Sim, prosseguia eu: Basta-te luz e força. A luz é tudo. Sem essa luz, nada. Eu sou a Luz. Nunca nenhum mortal se atreveu a dizer de si uma coisa tão simples! Essa luz, rapazes. Depois, força. Força para fazer o Bem e força para evitar o Mal. Dois caminhos, duas forças. Finalmente, para não demorar os ouvintes, então, nem agora, os leitores, esclareci: o santo é o homem que vive na sua vida a Vida de Deus. Vive-a hora a hora a cair e a levantar-se, a prometer e a faltar, que isso é tudo quanto ele pode fazer. O resto vem de Deus. É bom que todos tomem nota e façam muito caso desta doutrina, por causa da pimponice. Santidade pimpona. Santos pimpões. Cautela! Era duma vez um dia de muita chuva. Duas senhoras encontravam-se abrigadas à porta de um templo, aonde tinham ido orar. Nessa ocasião passa por elas uma peixeira, canastra à cabeça e filho ao colo, toda molhada, a rogar pragas. As senhoras ouvem, escandalizadas: olha se nós fôssemos pecadoras como esta mulher! E foram, dali para suas casas, muito enxutinhas, tomar o seu primeiro almoço com tudo quanto lhe pertence, regaladas. As santas! E a peixeira, de canastra à cabeça e filho ao colo, sem almoço, sem casa, sem nada. A pecadora! Quem tiver ouvidos de ouvir que oiça. [O Gaiato, n. 86, 14 Junho 1947, p. 2].

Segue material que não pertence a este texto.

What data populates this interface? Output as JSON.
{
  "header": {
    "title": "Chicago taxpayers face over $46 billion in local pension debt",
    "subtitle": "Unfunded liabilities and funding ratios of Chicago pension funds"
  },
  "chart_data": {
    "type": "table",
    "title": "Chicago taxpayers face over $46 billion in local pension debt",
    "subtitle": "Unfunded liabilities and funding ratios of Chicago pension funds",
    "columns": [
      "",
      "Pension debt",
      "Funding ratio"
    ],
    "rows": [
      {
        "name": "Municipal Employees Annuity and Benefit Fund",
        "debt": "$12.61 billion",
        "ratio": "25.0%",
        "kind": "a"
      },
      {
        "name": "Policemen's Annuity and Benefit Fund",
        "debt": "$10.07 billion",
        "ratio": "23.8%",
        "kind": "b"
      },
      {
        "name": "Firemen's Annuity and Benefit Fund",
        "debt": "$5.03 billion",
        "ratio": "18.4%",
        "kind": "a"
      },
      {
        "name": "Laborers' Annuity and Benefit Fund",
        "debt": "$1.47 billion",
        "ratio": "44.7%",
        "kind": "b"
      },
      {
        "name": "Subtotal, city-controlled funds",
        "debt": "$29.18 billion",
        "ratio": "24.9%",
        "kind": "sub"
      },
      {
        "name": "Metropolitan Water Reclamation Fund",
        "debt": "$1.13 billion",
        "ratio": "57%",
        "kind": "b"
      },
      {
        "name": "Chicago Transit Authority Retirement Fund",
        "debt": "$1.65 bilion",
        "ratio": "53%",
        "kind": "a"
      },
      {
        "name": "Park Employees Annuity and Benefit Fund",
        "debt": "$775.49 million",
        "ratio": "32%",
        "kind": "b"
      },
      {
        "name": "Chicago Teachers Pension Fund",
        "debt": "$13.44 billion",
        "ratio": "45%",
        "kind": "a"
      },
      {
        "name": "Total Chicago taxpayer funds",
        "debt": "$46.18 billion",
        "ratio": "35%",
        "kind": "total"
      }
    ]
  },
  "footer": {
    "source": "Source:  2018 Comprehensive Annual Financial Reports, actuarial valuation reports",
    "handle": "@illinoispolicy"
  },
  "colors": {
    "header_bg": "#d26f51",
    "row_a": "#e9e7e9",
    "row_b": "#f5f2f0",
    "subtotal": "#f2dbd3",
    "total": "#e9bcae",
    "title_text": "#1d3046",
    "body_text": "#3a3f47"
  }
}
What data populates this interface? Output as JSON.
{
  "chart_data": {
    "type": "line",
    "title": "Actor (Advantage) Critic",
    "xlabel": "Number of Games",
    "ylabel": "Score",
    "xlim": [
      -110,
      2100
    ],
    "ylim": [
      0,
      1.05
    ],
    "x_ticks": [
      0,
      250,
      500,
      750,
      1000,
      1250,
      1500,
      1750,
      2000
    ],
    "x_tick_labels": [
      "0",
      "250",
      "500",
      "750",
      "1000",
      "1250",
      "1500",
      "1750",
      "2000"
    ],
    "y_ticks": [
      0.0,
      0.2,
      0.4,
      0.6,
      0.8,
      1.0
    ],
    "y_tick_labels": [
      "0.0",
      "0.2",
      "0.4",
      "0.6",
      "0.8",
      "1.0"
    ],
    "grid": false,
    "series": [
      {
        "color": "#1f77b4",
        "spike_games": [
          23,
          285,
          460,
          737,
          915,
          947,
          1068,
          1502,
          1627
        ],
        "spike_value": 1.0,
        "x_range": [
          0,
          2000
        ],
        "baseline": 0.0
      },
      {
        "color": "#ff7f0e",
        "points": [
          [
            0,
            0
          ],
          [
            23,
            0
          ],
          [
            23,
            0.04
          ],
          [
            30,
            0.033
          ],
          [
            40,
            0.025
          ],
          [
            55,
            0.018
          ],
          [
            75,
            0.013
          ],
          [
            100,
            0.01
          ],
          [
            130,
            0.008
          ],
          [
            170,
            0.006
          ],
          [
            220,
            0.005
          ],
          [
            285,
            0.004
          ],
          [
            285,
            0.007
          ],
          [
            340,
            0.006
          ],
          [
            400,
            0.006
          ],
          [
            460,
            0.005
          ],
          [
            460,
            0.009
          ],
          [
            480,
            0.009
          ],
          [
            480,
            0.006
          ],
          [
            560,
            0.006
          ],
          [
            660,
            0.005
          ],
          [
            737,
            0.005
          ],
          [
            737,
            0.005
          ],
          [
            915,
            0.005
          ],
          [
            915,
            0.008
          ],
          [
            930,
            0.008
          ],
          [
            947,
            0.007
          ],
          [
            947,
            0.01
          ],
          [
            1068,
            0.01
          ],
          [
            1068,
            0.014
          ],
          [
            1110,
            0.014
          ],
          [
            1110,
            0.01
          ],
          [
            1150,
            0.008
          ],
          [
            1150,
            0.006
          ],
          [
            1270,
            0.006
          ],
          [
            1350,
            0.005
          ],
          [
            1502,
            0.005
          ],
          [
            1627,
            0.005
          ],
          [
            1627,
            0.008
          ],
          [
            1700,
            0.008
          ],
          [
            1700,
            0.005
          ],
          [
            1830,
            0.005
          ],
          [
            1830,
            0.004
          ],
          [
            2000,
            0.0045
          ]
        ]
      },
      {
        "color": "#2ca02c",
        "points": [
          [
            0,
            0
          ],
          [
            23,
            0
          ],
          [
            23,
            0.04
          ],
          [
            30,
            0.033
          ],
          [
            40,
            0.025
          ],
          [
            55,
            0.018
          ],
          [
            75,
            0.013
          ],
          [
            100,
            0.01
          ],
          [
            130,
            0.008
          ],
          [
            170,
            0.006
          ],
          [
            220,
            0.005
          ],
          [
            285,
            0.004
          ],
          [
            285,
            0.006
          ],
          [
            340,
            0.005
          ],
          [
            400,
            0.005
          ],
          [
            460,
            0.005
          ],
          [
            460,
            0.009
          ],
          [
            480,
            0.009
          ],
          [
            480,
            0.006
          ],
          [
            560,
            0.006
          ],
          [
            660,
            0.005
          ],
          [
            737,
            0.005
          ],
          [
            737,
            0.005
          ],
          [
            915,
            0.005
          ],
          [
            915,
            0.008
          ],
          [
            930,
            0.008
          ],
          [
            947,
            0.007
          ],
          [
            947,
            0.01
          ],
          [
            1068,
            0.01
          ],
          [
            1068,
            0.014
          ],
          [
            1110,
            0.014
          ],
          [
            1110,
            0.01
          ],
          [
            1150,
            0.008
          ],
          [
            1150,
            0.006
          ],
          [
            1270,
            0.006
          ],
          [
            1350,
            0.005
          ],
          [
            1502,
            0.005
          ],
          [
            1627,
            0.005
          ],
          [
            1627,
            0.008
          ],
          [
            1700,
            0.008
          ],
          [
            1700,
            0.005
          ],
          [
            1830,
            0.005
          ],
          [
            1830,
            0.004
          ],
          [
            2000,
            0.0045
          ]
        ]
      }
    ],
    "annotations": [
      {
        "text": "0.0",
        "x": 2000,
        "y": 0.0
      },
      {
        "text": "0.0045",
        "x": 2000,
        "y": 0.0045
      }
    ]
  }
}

No início do excerto supra, Padre Américo refere Isabel Leseur [1866-1914], mística francesa e Serva de Deus, autora do célebre pensamento: Uma alma que se eleva, eleva o mundo inteiro. É conhecida pelo seu diário espiritual e na conversão de seu marido, Filipe Leseur [1861-1950] - médico, anticlerical, depois padre dominicano. São itinerários de vida que valem bem a pena ser conhecidos, também neste nosso tempo [e de quem falaremos...].

A grande proximidade [do texto transcrito] à linha de pensamento conciliar e do Papa Francisco é bem evidente. De facto, o Pastor da Igreja universal, na Exortação Apostólica Gaudete et Exultate [Alegrai-vos e Exultai], de 19 de Março de 2018, sobre o chamamento à santidade no mundo actual, salientou os santos ao pé da porta ou da classe média da santidade: Gosto de ver a santidade no povo paciente de Deus: nos pais que criam os seus filhos com tanto amor, nos homens e mulheres que trabalham a fim de trazer o pão para casa, nos doentes, nas consagradas idosas que continuam a sorrir. Nesta constância de continuar a caminhar dia após dia, vejo a santidade da Igreja militante [n.7]. Todos somos testemunhas desta santidade próxima em familiares e amigos.

O santo é o homem que vive na sua vida a Vida de Deus!